(from News and Events)
Proteus Gowanus is pleased to announce a Migration collaboration with The Brooklyn Museum Libraries and Archives. The Museum has loaned us a facsimile excerpt of an archive manuscript by Wallace Gold Levison, written in the early 20th C. for a book (never completed) on the early history of the Brooklyn Institute, the Museum’s predecessor. The notes recount a fascinating account of the Institute’s role in importing the English sparrow to Brooklyn in the 1850’s, a tale whose outcome is visible to us every time we go outdoors. —TP
Below is my exploration of the document in three parts: the facimile on display at Proteus, the sites where the sparrows were first released in Brooklyn, and the books on view in the Brooklyn Museum Library Reading Room, collected and put aside as an off-site collaborative project.

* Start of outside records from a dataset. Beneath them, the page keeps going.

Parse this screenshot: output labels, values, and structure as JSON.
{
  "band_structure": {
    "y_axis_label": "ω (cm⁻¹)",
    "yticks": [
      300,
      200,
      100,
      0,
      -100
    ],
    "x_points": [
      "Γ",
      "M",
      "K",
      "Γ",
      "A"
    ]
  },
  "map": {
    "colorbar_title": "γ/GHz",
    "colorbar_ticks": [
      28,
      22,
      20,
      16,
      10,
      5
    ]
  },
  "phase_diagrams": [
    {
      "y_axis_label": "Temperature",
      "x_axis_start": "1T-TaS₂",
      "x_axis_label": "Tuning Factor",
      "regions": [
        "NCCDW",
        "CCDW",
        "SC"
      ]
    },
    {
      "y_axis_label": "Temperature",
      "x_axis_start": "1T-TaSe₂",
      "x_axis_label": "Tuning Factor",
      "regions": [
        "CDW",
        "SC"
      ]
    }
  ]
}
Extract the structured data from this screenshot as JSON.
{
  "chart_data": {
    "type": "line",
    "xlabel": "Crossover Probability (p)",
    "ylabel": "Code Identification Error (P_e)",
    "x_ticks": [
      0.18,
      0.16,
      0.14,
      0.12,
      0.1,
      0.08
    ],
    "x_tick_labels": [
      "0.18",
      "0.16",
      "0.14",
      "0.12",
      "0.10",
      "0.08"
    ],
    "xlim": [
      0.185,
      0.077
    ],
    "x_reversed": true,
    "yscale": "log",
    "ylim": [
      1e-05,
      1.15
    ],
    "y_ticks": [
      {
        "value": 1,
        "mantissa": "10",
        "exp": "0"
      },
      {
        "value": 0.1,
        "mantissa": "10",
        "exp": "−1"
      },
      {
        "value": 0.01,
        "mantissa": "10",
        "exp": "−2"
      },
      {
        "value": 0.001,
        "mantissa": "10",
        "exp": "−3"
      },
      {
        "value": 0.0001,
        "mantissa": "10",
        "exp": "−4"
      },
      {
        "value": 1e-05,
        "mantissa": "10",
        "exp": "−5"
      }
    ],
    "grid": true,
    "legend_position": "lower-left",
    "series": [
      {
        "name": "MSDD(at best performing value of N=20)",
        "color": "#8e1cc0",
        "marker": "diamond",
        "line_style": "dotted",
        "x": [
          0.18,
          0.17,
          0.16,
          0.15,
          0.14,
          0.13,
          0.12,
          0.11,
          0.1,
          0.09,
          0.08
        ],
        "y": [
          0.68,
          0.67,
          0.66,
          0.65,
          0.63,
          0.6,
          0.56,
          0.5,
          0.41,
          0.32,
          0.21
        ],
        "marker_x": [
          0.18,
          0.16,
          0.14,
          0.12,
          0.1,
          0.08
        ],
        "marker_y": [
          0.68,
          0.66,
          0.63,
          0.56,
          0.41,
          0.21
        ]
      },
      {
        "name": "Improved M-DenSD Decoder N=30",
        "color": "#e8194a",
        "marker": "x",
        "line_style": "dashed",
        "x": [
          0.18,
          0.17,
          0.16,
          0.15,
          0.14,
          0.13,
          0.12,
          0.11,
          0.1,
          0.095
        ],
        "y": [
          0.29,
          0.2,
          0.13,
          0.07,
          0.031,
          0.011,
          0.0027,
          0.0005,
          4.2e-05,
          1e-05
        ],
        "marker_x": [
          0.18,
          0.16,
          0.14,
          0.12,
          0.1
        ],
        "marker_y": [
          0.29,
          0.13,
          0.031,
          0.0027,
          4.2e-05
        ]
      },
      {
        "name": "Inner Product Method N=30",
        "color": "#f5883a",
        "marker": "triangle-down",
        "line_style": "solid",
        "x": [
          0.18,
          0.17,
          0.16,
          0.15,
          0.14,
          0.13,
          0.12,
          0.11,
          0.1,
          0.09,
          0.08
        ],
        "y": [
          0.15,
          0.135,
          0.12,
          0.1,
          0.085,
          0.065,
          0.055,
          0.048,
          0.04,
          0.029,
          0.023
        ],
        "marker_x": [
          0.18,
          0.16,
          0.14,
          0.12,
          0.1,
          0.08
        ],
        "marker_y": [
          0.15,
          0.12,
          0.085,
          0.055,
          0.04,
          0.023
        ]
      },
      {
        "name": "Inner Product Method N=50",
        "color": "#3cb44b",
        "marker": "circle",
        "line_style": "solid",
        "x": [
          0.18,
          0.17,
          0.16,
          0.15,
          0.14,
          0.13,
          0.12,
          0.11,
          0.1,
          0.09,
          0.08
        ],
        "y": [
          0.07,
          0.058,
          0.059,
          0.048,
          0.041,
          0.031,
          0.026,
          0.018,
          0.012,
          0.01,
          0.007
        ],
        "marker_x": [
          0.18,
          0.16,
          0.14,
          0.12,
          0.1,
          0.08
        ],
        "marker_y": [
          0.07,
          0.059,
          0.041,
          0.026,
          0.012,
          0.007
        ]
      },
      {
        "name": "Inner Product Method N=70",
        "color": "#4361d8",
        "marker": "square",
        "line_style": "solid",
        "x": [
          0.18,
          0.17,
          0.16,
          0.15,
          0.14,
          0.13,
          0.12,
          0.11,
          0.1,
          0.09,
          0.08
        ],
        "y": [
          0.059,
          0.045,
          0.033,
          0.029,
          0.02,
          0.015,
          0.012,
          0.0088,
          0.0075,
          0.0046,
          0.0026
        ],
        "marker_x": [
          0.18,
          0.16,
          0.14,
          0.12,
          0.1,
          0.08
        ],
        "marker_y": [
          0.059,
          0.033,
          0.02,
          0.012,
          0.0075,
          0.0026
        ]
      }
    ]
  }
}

For more on the collaboration between The Brooklyn Museum Libraries and Archives and Proteus Gowanus, click here
Part I: The Arrival
The sign on the cocoon read: Ennomos Subsignaria Only. Once inside, the congregation of inchworms wriggled close to hear what the Speaker had to say.
“It has started, they are coming by sea.” A shiver went up and down (and up and down again) through the crowd.
“How many?” One of the smaller worms called out.
“Two, twenty, two-hundred maybe,” said the Speaker, “no one knows for sure.”
The story of the introduction of the English Sparrow into the Brooklyn ecosystem in the Excerpt of the Source of the English Sparrow, Manuscript and Notes for a History of the Brooklyn Institute, reads like a mystery novel. It is a murder mystery, as the “little exiles” were brought to Brooklyn to destroy the inchworm, an “obnoxious and offensive worm or caterpillar ‘ennomos subsignaria’ . . . on account of their hanging by webs from the branches and falling in great numbers upon the pavements some streets having rows of beautiful shade trees [that were] made almost impassible for pedestrians.”
In the document, there are several unofficial accounts of the beginnings of the sparrow in Brooklyn, each naming different potential suspects to be the perpetrator of the inchwormicide. Among the possible actors in this power play of Pest verses Passeridae are several esteemed members of the Brooklyn Institute, the nineteenth century precursor to the Brooklyn Museum.
The accounts detail the names and positions (along with anecdotal details about the gentlemen’s running abilities and dentistry practices) of the individual members who might have been involved in the introduction of the sparrows, including how many sparrows they had brought from England to Brooklyn, where the birds were kept for the winter, and where they were first released.
The Possible Perps:
Col. Nicolas Pike, Director of the Brooklyn Institute 1850-1854
Mr. John McGeorge, Librarian of the Institute, who was said to have had the sparrows brought from England in 1856
Dr. Salmon Skinner, an early member of the British Institute and a leading dentist in Brooklyn, having an office before 1845 at 57 Hicks St. and after 1845 at the corner of Montague Street and Henry Street.
Mr. Thomas S. Woodcock, “a gentleman of much experience in such matters,” purported to have had the sparrows brought to Brooklyn in 1856.
Of all the accounts in the document, it seems that the majority of accounts name Mr. Woodcock as the one to have spearheaded the project of introducing the sparrows to the New World, presumably because of his “expertise” and avianistically empathic name (though the coincidence —that sparrows might have been released into the Brooklyn skies by a “Mr. Woodcock”— does seem a bit too perfect, leaving one to wonder if the gentleman described here was, in fact, a flock of sparrows and woodcock accomplices dressed in a man’s trench coat).
The numbers and types of birds that may have traveled with the sparrows also differ in the various letters, along with speculations on the grizzly journey the birds underwent traveling over the rough seas, followed by their first Brooklyn winter.
Many of the accounts mention that some of the song birds accompanying the sparrows were intended for the Greenwood Cemetery, where ghostly songs of skylarks, woodlarks, goldfinches, robins, blackbirds, and thrushes can still be heard echoing between the headstones (songs which, according to the expertise of Mr. Woodcock, translate roughly into: If ye can make it here, ye can make it anywhere).
Homesickness and exposure notwithstanding, some of the imported sparrows did indeed survive the passage and the winter, as is evident today.
Meanwhile, back in 1854 (or 1856), the inchworms of Brooklyn braced themselves for the mass liberation of the sparrows soon to come.